Komisi menyatakan bahwa “satu-satunya kesimpulan yang masuk akal” dari penghancuran fasilitas kesehatan reproduksi dan infrastruktur vital tersebut adalah adanya niat untuk menghancurkan rakyat Palestina di Gaza—secara keseluruhan atau sebagian—dengan kata lain: genosida. Di bagian lain laporan, entitas Zionis juga ditemukan telah melanggar “norma hukum humaniter internasional yang memberikan perlindungan khusus kepada perempuan dan anak-anak dalam konflik bersenjata.”

‘Menggunakan Segala Cara’

Komisi menggambarkan tindakan genosida oleh ZOF ini sebagai bagian dari kampanye luas dan terorganisir yang bertujuan menimbulkan “penderitaan tak terbayangkan” kepada “ibu hamil, ibu baru, dan bayi yang baru lahir.” Mereka sangat terdampak oleh blokade Israel atas Gaza, yang membuat “akses, isi, dan jumlah bantuan kemanusiaan” sangat dibatasi oleh Tel Aviv. Ini mencakup obat-obatan dan peralatan penting untuk memastikan kehamilan dan persalinan yang aman serta perawatan neonatal—juga kebutuhan dasar seperti makanan, air, obat, dan tempat tinggal.

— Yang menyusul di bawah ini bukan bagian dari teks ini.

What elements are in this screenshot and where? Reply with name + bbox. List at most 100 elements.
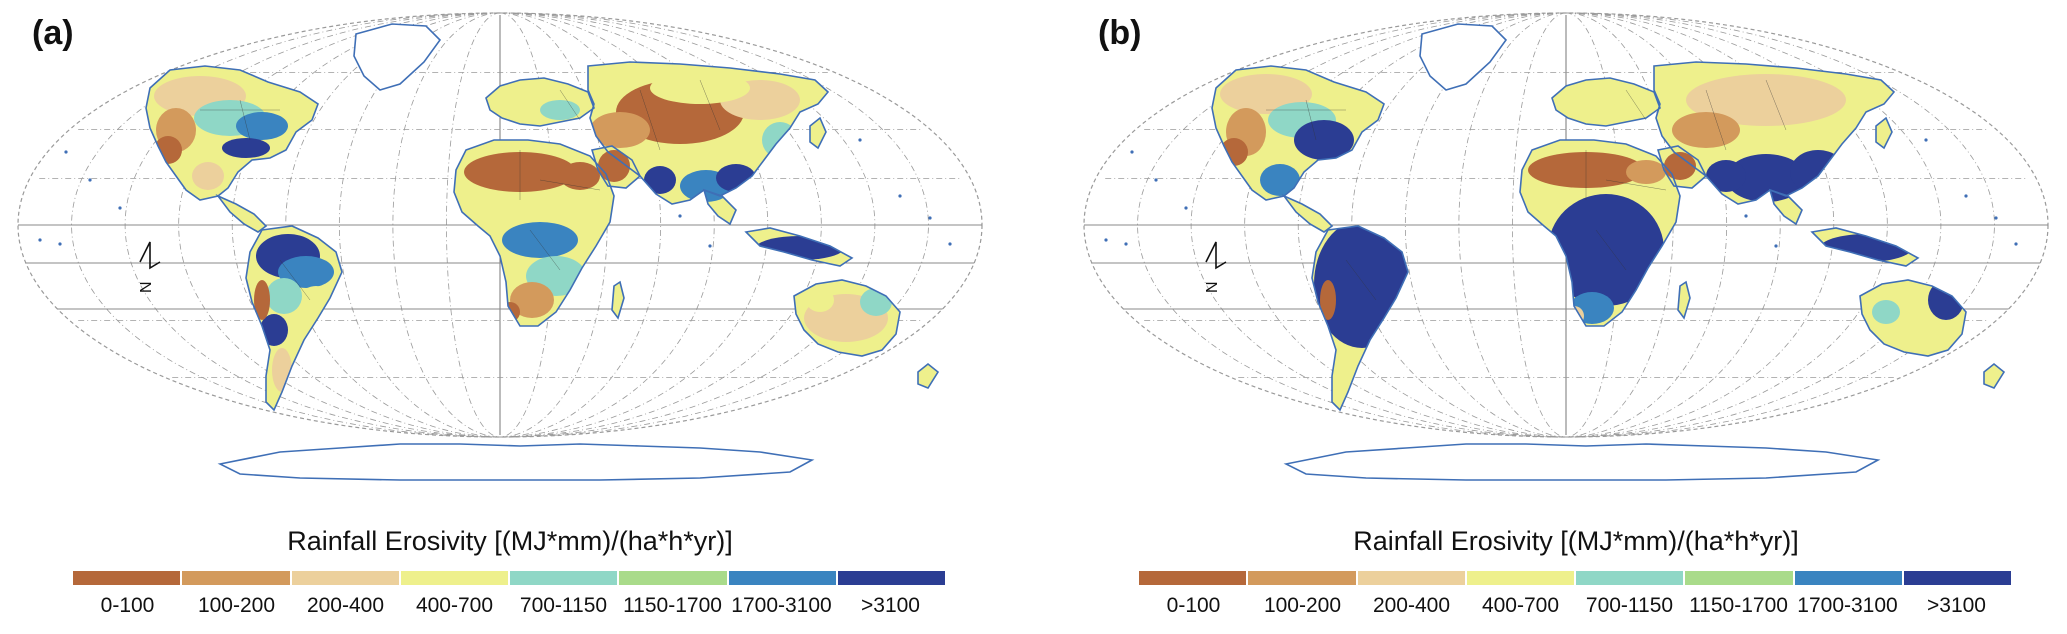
- country-border: [1595, 229, 1627, 271]
- meridian: [446, 12, 501, 438]
- legend-swatch: [1794, 571, 1904, 585]
- island: [678, 214, 682, 218]
- island: [1184, 206, 1188, 210]
- legend-title: Rainfall Erosivity [(MJ*mm)/(ha*h*yr)]: [1353, 526, 1799, 556]
- legend-swatch: [1576, 571, 1686, 585]
- legend-swatch: [1139, 571, 1249, 585]
- north-arrow-icon: [139, 241, 161, 270]
- meridian: [499, 12, 822, 438]
- map-panel-b: (b) N Rainfall Erosivity [(MJ*mm)/(ha*h*…: [1066, 0, 2067, 634]
- legend-label: 100-200: [1263, 594, 1342, 617]
- erosivity-region: [480, 194, 580, 222]
- land-base: [146, 24, 938, 410]
- antarctica-outline: [1283, 443, 1881, 481]
- country-border: [279, 259, 311, 301]
- africa-coastline: [1519, 139, 1681, 327]
- legend-swatch: [728, 571, 838, 585]
- indochina-coastline: [1768, 188, 1803, 226]
- erosivity-region: [266, 278, 302, 314]
- erosivity-region: [1326, 348, 1350, 392]
- island: [88, 178, 92, 182]
- country-border: [1705, 89, 1727, 151]
- meridian: [178, 12, 501, 438]
- country-border: [639, 89, 661, 151]
- legend-swatch: [182, 571, 292, 585]
- meridian: [499, 12, 608, 438]
- island: [1154, 178, 1158, 182]
- legend-label: 200-400: [306, 594, 385, 617]
- legend-label: 0-100: [100, 594, 155, 617]
- erosivity-region: [560, 162, 600, 190]
- island: [38, 238, 42, 242]
- erosivity-region: [302, 286, 330, 306]
- island: [1924, 138, 1928, 142]
- country-border: [1605, 179, 1667, 191]
- madagascar-coastline: [611, 280, 625, 320]
- centralAmerica-coastline: [215, 194, 268, 233]
- north-arrow-icon: [1205, 241, 1227, 270]
- island: [1744, 214, 1748, 218]
- meridian: [499, 12, 662, 438]
- erosivity-region: [236, 112, 288, 140]
- country-border: [529, 229, 561, 271]
- erosivity-region: [1336, 94, 1372, 114]
- arabia-coastline: [1656, 145, 1707, 189]
- erosivity-region: [540, 100, 580, 120]
- legend-swatch: [837, 571, 945, 585]
- legend-swatch: [1248, 571, 1358, 585]
- europe-coastline: [1551, 77, 1661, 127]
- erosivity-region: [1320, 280, 1336, 320]
- meridian: [1565, 12, 1888, 438]
- greenland-outline: [1419, 23, 1508, 91]
- indonesia-coastline: [744, 227, 854, 267]
- erosivity-region: [1260, 164, 1300, 196]
- island: [898, 194, 902, 198]
- country-border: [1345, 259, 1377, 301]
- australia-coastline: [793, 279, 901, 357]
- island: [1124, 242, 1128, 246]
- southAmerica-coastline: [245, 225, 343, 412]
- country-border: [1625, 89, 1647, 121]
- legend-label: 1700-3100: [731, 594, 832, 617]
- southAmerica-coastline: [1311, 225, 1409, 412]
- legend-color-bar: [1139, 571, 2011, 585]
- erosivity-region: [500, 302, 520, 322]
- meridian: [1244, 12, 1567, 438]
- erosivity-region: [154, 136, 182, 164]
- erosivity-region: [268, 96, 304, 116]
- erosivity-region: [1626, 160, 1666, 184]
- erosivity-region: [272, 348, 292, 392]
- world-map: N: [17, 12, 983, 481]
- islands: [1104, 138, 2018, 248]
- legend-label: 700-1150: [519, 594, 608, 617]
- country-border: [239, 99, 251, 141]
- north-arrow-shape: [139, 241, 161, 270]
- panel-label: (b): [1098, 14, 1142, 52]
- world-map: N: [1083, 12, 2049, 481]
- australia-coastline: [1859, 279, 1967, 357]
- country-border: [559, 89, 581, 121]
- legend-label: 400-700: [1481, 594, 1560, 617]
- legend-swatch: [1685, 571, 1795, 585]
- meridian: [1512, 12, 1567, 438]
- meridian: [1565, 12, 1728, 438]
- legend-swatch: [510, 571, 620, 585]
- legend-label: >3100: [861, 594, 920, 617]
- legend-label: 400-700: [415, 594, 494, 617]
- legend-labels: 0-100 100-200 200-400 400-700 700-1150 1150-1…: [73, 594, 945, 618]
- meridian: [1565, 12, 1674, 438]
- country-border: [699, 79, 721, 131]
- island: [2014, 242, 2018, 246]
- erosivity-region: [1548, 194, 1664, 306]
- meridian: [1565, 12, 1620, 438]
- country-border: [539, 179, 601, 191]
- north-label: N: [1204, 281, 1221, 293]
- island: [1130, 150, 1134, 154]
- legend-swatch: [291, 571, 401, 585]
- island: [928, 216, 932, 220]
- erosivity-region: [644, 166, 676, 194]
- japan-coastline: [1875, 116, 1893, 150]
- africa-coastline: [453, 139, 615, 327]
- erosivity-region: [1608, 102, 1648, 122]
- erosivity-region: [1872, 300, 1900, 324]
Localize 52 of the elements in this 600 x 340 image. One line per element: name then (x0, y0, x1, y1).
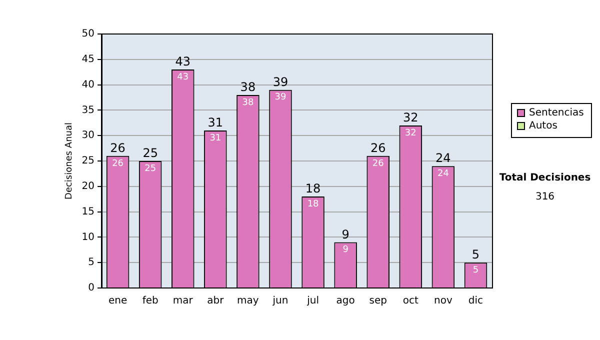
total-label: 25 (142, 146, 158, 160)
x-tick-label: may (237, 296, 259, 307)
x-tick-label: sep (369, 296, 387, 307)
x-tick-label: ago (336, 296, 355, 307)
y-tick-label: 50 (82, 28, 95, 40)
x-tick-label: dic (468, 296, 484, 307)
total-label: 38 (240, 80, 256, 94)
x-tick-label: ene (108, 296, 128, 307)
x-tick-label: jul (306, 296, 319, 307)
total-label: 39 (272, 75, 288, 90)
data-label: 5 (472, 265, 479, 276)
y-tick-label: 30 (82, 130, 95, 142)
total-label: 9 (342, 227, 350, 242)
total-label: 43 (175, 54, 191, 69)
data-label: 9 (342, 245, 349, 256)
data-label: 24 (437, 168, 450, 179)
y-axis-title: Decisiones Anual (64, 122, 75, 200)
y-tick-label: 15 (82, 206, 95, 218)
x-tick-label: abr (207, 296, 225, 307)
x-tick-label: mar (172, 296, 194, 307)
y-tick-label: 0 (88, 282, 95, 294)
total-label: 31 (208, 116, 224, 130)
x-tick-label: jun (272, 296, 288, 307)
data-label: 26 (112, 158, 124, 169)
total-label: 5 (472, 248, 480, 262)
y-tick-label: 20 (82, 180, 95, 192)
total-label: 24 (436, 151, 451, 166)
x-tick-label: feb (142, 296, 158, 307)
data-label: 38 (242, 98, 254, 108)
text: 316 (535, 192, 555, 203)
data-label: 31 (210, 133, 222, 144)
text: Total Decisiones (499, 172, 591, 184)
x-tick-label: oct (402, 296, 418, 307)
data-label: 39 (274, 92, 286, 103)
data-label: 43 (177, 72, 189, 82)
data-label: 25 (144, 164, 156, 174)
x-tick-label: nov (434, 296, 452, 307)
total-label: 32 (403, 110, 418, 125)
data-label: 32 (404, 128, 416, 138)
y-tick-label: 40 (82, 79, 95, 90)
y-tick-label: 5 (88, 257, 95, 268)
y-tick-label: 25 (82, 156, 95, 167)
total-label: 26 (370, 141, 386, 156)
total-label: 18 (305, 182, 321, 196)
legend-label: Autos (529, 120, 558, 132)
data-label: 26 (372, 158, 384, 169)
y-tick-label: 35 (82, 104, 95, 116)
legend-label: Sentencias (529, 108, 584, 119)
total-label: 26 (110, 141, 126, 156)
data-label: 18 (307, 199, 320, 210)
y-tick-label: 10 (82, 232, 95, 243)
y-tick-label: 45 (82, 54, 95, 65)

Sementara itu, otoritas entitas Zionis secara rutin menolak izin keluar dari Gaza bagi warga Palestina yang membutuhkan perawatan medis mendesak—termasuk pasien dengan kanker ginekologi. Akibatnya, perempuan hamil “mengalami berbagai komplikasi yang seharusnya bisa dicegah dan tidak mendapatkan akses ke layanan kesehatan reproduksi.” Mereka “terpaksa menjalani persalinan tidak aman karena tidak bisa mencapai rumah sakit, dan mengalami persalinan yang menyakitkan tanpa obat penghilang rasa sakit yang memadai,” yang mengakibatkan “kerusakan reproduksi” dan “penderitaan fisik dan mental berkepanjangan”:

“Kerusakan reproduksi terhadap perempuan hamil, pasca melahirkan, dan menyusui termasuk dalam… kejahatan perang berupa dengan sengaja menyebabkan penderitaan besar, atau cedera serius terhadap tubuh atau kesehatan… Dampak terhadap perempuan hamil dan menyusui di Gaza sangat besar. Selain itu, kurangnya akses terhadap layanan kesehatan seksual dan reproduksi menyebabkan dampak fisik dan mental langsung yang tidak dapat diubah dan berdampak jangka panjang terhadap kesehatan mental serta prospek kesuburan rakyat Palestina di Gaza sebagai suatu kelompok.”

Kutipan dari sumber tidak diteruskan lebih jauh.